Under Review

Spiral Beach

The Only Real Thing

Sparks Music

Review By Alex Hudson

Instrumentally, Spiral Beach is more or less like any other Canadian indie rock band with gritty guitars and the occasional buzzy keyboard. On The Only Really Thing, however, the Toronto four-piece draws on a much stranger set of influences, sounding most often like a post-punk version of Beirut’s Balkan gypsy folk.

Lead single “Domino” is the most straight-forward tune of the bunch, mixing fuzzy speed rock riffs with sudden start-stops and a punk tinged, radio-ready chorus. Things get bizarre on “Orange,” a gently harmonized acoustic ballad that threatens to explode at any moment. It never does. Instead it morphs into a cello-driven, Eastern-inflected waltz. “After Midnite” has a bombastic cabaret swagger, but in place of pianos and horns, it opts for a minimalist bass groove and an arena-sized chorus hook. Elsewhere, “May Go Round (in a Mania)” is grounded by a robotic techno pulse and the breezy “Cemetary” cops its melody from Blondie’s “Call Me.”
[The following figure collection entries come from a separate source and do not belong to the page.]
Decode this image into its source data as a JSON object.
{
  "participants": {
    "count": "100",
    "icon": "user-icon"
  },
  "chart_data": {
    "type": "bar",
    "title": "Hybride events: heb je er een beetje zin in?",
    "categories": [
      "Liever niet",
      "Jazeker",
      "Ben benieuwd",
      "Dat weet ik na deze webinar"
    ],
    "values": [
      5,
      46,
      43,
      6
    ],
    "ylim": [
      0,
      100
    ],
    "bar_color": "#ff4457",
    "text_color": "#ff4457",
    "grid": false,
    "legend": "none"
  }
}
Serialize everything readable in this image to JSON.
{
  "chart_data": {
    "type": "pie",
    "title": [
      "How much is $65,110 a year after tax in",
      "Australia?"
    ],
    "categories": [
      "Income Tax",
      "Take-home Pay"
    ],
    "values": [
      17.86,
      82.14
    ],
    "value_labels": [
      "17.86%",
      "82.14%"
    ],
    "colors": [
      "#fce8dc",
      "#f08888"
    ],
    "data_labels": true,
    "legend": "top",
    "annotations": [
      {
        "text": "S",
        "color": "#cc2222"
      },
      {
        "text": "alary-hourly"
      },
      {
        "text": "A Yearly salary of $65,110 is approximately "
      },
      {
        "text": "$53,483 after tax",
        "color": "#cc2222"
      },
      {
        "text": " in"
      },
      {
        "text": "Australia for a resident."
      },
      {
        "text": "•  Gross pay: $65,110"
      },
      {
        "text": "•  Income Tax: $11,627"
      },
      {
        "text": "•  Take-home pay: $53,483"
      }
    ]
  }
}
What’s most surprising about this disorienting mish-mash of influences is how organic it all sounds. Inexplicable title aside, The Only Really Thing never seems affected or unnecessarily quirky—it sounds like the product of an eclectic record collection rather than a pretentious art project with envelope pushing aspirations. It is, at its core, a pop album—albeit a very weird one.